Sarkozy et les démons de Mai 68 : Démagogie et délire verbal02/05/20072007Journal/medias/journalnumero/images/2007/05/une2022.jpg.445x577_q85_box-0%2C104%2C1383%2C1896_crop_detail.jpg

Leur société

Sarkozy et les démons de Mai 68 : Démagogie et délire verbal

Nicolas Sarkozy vient de fêter, un an à l'avance, l'anniversaire du mouvement social de Mai 1968. À sa manière, haineuse, mensongère et démagogique.

Lors de son show dominical du 29 avril à Paris-Bercy, ses envolées lyriques l'ont entraîné à instruire le procès de Mai 68. Comme il sied à un politicien réactionnaire qui lorgne le plus à droite possible, il accuse " l'héritage de Mai 68 " d'avoir aboli " l'autorité ", " la politesse ", " le respect ", le " grand ", le " sacré ", les " règles ", les " normes ", l'" interdit ". D'ailleurs, Mai 68, selon Sarkozy, ne se caractérise-t-il pas par la citation " Vivre sans temps mort, jouir sans entrave ", qu'il transforme incidemment en " vivre sans contrainte ", ce qui est loin d'avoir le même sens que l'appétit de vivre proclamé par les jeunes manifestants de l'époque.

" L'héritage de Mai 68 " aurait également d'après lui " liquidé l'école de Jules Ferry ". Comment l'initiateur des multiples textes de loi " sur la prévention de la délinquance ", essentiellement basés sur le durcissement de la répression envers les mineurs délinquants - ou considérés comme de futurs délinquants -, sur la détention provisoire dès l'âge de 13 ans, peut-il prétendre parler au nom de l'école ? Mais si l'école publique est aujourd'hui loin de remplir le rôle qui devrait être le sien, est-ce à cause de Mai 68, ou de la diminution du nombre des enseignants, des restrictions budgétaires, dans lesquelles les gouvernements, auxquels Sarkozy a participé depuis cinq ans, se sont particulièrement illustrés ?

Pire, Mai 68 aurait " introduit le cynisme dans la société et la politique ". Renversant ! Ainsi, toujours d'après Sarkozy, c'est " le culte de l'argent-roi, du profit à court terme, de la spéculation, les dérives du capitalisme financier " qui " ont été portés par les valeurs de Mai 68 ".

Le paroxysme du délire politique est alors atteint, lorsque Sarkozy proclame, au mépris de toute vérité, que Mai 68 a " préparé le terrain au capitalisme sans scrupule et sans éthique des parachutes en or, des retraites chapeaux et des patrons voyous ", que Mai 68 est à l'origine du triomphe du " prédateur " et du " spéculateur ". Ce capitalisme-là est pourtant bien dans la ligne de celui qui a fait la fortune des Schneider, des De Wendel, des grandes familles qui ont prospéré, grâce à la sueur et au sang des travailleurs exploités dans les métropoles capitalistes et dans les colonies.

Si les mots ont un sens, Sarkozy, son parti, ses soutiens politiques affichés dimanche à Bercy sont précisément les défenseurs acharnés du capitalisme dans ses formes passées mais aussi présentes, et le projet politique sur lequel il se présente consiste à libérer le plus possible le grand patronat des entraves que la loi, grâce aux combats passés de la classe ouvrière, impose encore à l'exploitation croissante du monde du travail.

Et si Sarkozy diabolise à ce point Mai 68, c'est surtout parce qu'à l'époque, il y a presque 40 ans, des millions de jeunes, d'ouvriers, ont démontré qu'il était possible de s'en prendre au pouvoir des représentants politiques de la bourgeoisie, incarné depuis dix ans par De Gaulle.
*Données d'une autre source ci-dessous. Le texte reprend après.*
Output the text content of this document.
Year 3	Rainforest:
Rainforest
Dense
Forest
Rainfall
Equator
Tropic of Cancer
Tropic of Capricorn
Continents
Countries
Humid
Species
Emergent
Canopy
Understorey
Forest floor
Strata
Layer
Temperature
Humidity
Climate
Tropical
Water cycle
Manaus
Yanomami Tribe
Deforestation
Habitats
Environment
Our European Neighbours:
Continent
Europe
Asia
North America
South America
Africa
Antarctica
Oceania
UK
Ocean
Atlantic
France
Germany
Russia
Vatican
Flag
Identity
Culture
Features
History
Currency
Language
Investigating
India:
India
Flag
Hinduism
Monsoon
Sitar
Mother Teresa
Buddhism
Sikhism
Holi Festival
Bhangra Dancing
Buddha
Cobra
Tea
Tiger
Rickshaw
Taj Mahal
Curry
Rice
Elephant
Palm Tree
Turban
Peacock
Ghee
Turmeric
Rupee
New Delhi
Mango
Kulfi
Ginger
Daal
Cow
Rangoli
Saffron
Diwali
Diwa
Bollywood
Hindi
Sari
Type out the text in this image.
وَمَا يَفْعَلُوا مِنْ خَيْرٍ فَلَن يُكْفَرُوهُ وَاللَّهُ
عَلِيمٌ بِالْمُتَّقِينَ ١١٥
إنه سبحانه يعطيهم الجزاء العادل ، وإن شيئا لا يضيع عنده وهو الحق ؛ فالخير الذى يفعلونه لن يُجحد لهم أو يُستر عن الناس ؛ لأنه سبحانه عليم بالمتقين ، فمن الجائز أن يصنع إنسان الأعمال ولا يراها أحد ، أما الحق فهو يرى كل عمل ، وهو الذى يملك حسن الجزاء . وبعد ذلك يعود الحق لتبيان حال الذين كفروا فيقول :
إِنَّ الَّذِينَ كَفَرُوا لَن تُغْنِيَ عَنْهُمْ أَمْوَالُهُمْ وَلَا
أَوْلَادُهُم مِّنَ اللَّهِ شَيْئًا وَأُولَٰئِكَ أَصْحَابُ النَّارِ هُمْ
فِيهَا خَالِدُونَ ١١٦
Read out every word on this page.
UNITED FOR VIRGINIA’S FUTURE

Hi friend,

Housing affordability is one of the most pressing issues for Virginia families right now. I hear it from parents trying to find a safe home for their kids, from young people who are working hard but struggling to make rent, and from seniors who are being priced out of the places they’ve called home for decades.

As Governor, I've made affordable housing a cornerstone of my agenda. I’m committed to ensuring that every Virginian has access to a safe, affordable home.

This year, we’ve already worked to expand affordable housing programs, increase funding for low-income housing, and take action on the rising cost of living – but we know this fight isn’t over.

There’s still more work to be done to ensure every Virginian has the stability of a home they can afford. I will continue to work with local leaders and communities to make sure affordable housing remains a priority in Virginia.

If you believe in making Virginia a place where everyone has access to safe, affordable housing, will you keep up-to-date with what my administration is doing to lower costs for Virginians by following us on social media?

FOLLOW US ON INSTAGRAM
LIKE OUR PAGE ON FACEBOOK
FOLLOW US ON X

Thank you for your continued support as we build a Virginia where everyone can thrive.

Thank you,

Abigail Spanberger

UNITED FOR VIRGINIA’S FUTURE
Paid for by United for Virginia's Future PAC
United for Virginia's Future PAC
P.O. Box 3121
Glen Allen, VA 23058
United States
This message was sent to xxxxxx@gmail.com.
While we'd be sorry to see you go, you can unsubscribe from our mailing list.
Des millions de travailleurs en grève, parfois pendant plusieurs semaines, avaient alors arrêté la vie économique de ce pays, imposé des augmentations de salaires et flanqué une sainte trouille dans les rangs des " décideurs " qui ne décidaient plus grand-chose.

C'est un tel anniversaire que Sarkozy, élu ou pas, craint de vivre et c'est en effet ce que nous pouvons lui souhaiter.